Friday, July 11, 2025

Razer Edge has died and OnePlus 13R is on the way

 It hasn't been that long ago that I bought my Razer Edge.  It was being sold at US$199.99, which was a bargain price, even for a WiFi-only model because it came with a Kishi V2 Pro controller.

If you read my earlier blog entries, it was good but not great, and then, it was dead.  The company had an arduous website support mess.  I started the claim within my account, and it asked me to fill in my account details.  Then, I couldn't access some of the most important pages, so support staff added some of my information, and handed the support pages back to me to finish.  When it had been completed, Razer support sent me a package and label (that was another issue) and I returned it.  It didn't take too long and they sent me a whole retail box, complete with cables and another controller.

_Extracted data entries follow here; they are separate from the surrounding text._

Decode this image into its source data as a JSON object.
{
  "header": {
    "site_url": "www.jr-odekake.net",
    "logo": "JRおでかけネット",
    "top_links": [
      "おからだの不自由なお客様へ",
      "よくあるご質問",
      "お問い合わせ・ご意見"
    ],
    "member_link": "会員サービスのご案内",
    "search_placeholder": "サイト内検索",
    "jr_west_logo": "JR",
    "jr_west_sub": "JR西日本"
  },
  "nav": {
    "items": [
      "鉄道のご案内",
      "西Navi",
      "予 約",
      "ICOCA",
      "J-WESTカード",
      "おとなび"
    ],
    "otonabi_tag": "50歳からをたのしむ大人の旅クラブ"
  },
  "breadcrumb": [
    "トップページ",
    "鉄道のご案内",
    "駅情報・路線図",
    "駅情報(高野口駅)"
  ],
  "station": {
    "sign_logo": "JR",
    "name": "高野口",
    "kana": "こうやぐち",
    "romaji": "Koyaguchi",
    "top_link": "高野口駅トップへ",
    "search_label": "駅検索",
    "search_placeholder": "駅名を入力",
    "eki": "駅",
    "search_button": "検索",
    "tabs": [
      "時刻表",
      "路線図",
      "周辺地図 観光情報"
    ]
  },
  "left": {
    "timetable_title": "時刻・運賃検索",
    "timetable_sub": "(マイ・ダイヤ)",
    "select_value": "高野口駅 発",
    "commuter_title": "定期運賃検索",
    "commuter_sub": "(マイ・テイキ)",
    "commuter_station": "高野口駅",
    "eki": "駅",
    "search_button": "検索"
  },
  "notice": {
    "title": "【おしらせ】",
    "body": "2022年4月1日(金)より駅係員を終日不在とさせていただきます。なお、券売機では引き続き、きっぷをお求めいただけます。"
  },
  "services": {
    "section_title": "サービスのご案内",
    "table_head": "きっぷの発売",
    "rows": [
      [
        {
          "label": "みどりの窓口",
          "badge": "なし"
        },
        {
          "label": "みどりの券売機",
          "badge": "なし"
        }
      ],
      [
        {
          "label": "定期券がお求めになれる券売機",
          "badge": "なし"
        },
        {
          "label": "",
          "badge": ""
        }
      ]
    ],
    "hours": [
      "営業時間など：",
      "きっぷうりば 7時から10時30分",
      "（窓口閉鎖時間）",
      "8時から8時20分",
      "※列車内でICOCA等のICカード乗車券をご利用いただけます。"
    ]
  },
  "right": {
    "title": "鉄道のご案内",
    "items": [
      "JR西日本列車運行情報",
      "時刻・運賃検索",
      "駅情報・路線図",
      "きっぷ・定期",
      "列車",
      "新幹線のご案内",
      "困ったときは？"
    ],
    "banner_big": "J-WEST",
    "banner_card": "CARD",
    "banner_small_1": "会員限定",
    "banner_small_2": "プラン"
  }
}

 That unit died today and I was in the middle of a game, no less.

 I'm more-or-less ahead of where I was with Android.  We'll see if Android helps me recover.

I decided to buy a reliable phone to replace the Razer Edge: the OnePlus 13R.  I had a OnePlus 8T a couple of years ago and it seemed to be made for an Apple iPhone user.  Physical things seemed to be where they should be.  The operating system seemed to understand how I needed it to work.  When I played a game, it adjusted for it.

 Then, I had a problem with the USB type C port.  Rather than get it fixed, I bought a Google Pixel 6a, and that was a huge mistake.  In fact, the upgrade to Android 14 didn't like that I had two users and it decided my data was corrupt and I had no choice but to erase it.  If the Android 14 upgrade had been optional or I could have postponed it, I would have.  That device is on Android 16 now, but it will never have my trust again.

Last year, I looked at the OnePlus 12R.  They had some good prices on it and it was quite powerful for not being the top-of-the-line phone.  The OnePlus 13R is equally impressive for the time, and at US$529 with a free case and US$50 trade-in/recycling credit, it's a decent deal.


 

Having 256 GB of storage and 12 GB of RAM will be helpful. Having the Snapdragon 8 Gen 3 SoC will smack the Pixel 6a back into the dark ages.  Having a good cooling system will stop the likelihood of a Razer Edge-like overheating incident.  The 120 Hz low-power OLED will be impressive and the huge battery will keep things going.

 To me, this is still a lot of money for a device to just play games.  I might use it as a phone some time in the future, but it's a device for playing games.  You can tell me about other devices that are twice as much money.  They might be better, but not for me.  I bought an iPhone 15 to be my phone.  I didn't need AI messing up anything and that phone doesn't support it natively.  The 13R will, but I won't use that functionality unless it's part of the camera app or something like that and I have no choice.

Anyway, hopefully, it will be on the way sooner than expected.  The U.S. headquarters moved from Texas to California, so someone could probably drop it off on their way home.